Keywords

1 Introduction

With the rise of Industry 4.0, machine data became available and could be used for optimization in multiple use cases. One of them is predictive maintenance (PdM) which can reduce maintenance costs by up to 60% [2]. PdM is focused on condition monitoring and relies on machine learning (ML) models to decrease system downtime. However, in an industrial environment, the performance of ML models mainly depends on the quantity and quality of the available data. Raw data often lacks integrity due to different reasons, such as missing or corrupted values and noisy data. To overcome these challenges, domain knowledge is frequently integrated into ML models [3]. We will refer to this as domain knowledge injection since ML models are the basis and the knowledge enhances them.

Domain Knowledge is mostly available from domain experts in several forms. It can be injected in multiple ways based on its purpose in different phases of model development.

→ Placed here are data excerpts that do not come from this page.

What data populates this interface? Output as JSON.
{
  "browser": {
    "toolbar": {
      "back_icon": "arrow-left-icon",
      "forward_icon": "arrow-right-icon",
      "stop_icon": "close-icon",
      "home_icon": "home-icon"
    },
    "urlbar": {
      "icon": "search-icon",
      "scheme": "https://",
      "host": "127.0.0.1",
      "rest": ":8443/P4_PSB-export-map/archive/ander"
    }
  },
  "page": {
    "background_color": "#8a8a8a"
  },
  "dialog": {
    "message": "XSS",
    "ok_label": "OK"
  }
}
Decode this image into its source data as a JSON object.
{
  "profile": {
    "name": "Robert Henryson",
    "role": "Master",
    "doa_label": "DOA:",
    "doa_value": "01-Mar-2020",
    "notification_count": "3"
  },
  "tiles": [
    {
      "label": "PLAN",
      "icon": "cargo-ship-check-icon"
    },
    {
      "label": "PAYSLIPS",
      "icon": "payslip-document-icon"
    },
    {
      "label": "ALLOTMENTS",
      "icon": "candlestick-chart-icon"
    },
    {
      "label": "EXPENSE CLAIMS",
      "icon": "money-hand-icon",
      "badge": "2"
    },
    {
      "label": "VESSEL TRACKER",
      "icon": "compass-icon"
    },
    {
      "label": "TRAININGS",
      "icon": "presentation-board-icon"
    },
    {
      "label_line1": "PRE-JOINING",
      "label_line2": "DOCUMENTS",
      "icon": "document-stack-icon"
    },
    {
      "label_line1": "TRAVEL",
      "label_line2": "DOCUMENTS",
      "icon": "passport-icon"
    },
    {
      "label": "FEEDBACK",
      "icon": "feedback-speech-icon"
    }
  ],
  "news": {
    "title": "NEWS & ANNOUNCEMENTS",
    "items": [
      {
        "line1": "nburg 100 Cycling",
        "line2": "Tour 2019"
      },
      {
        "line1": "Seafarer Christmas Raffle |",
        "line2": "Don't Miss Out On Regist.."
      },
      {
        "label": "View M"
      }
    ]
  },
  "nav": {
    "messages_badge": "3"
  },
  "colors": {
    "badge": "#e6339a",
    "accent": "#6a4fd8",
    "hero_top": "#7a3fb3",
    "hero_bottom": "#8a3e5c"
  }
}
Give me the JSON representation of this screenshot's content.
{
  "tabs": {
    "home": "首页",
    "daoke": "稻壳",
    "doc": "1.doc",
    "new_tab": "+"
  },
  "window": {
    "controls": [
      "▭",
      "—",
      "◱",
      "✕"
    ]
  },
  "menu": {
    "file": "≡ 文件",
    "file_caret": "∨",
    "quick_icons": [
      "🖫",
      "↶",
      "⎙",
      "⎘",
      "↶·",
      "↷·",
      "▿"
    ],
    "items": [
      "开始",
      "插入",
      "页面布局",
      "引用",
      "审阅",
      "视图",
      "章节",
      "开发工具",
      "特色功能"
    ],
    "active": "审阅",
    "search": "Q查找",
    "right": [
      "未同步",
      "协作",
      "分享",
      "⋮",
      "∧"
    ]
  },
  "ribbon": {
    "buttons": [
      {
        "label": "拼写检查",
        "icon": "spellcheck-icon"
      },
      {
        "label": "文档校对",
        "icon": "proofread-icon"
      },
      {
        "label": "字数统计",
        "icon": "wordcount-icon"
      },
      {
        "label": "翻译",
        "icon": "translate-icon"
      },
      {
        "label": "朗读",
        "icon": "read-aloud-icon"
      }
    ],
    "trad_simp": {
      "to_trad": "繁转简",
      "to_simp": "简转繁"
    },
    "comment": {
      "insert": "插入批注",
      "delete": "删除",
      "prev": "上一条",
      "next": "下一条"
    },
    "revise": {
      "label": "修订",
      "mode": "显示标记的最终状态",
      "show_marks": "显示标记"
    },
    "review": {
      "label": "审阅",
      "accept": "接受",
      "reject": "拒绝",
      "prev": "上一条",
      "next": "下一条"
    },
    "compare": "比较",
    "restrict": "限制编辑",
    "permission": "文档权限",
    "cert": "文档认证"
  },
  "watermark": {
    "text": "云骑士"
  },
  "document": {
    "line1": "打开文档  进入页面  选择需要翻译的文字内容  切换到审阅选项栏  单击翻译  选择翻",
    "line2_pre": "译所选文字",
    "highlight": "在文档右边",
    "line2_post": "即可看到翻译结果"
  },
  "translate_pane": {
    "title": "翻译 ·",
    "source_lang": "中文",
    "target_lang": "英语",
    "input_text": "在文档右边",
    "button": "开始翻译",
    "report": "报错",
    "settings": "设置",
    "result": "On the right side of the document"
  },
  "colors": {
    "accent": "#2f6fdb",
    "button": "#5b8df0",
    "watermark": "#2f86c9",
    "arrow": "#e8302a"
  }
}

It is often not simple to decide, which form of knowledge can be injected in which phase of the modeling process into which ML model. To find a solution for this problem, we analyzed 50 PdM use cases from the literature in which domain knowledge was injected into ML models. Von Rueden et al. [1] have proposed the Informed Machine Learning framework, that provides a taxonomy and a survey on how prior knowledge can be integrated into learning systems. Based on their framework, we developed a decision guidance for PdM use cases to assist data scientists by recommending suitable domain knowledge injection techniques for a given PdM use case and the related knowledge. We structured the use cases based on the analytics type proposed by Steenstrup et al. [4], which is seen often in the manufacturing domain. In addition, we give a recommendation for suitable ML algorithms that where applied successfully in the 50 analyzed use cases. These algorithms are ranked by the frequency they were applied. Trying the algorithms in the suggested order might lead to a good model faster.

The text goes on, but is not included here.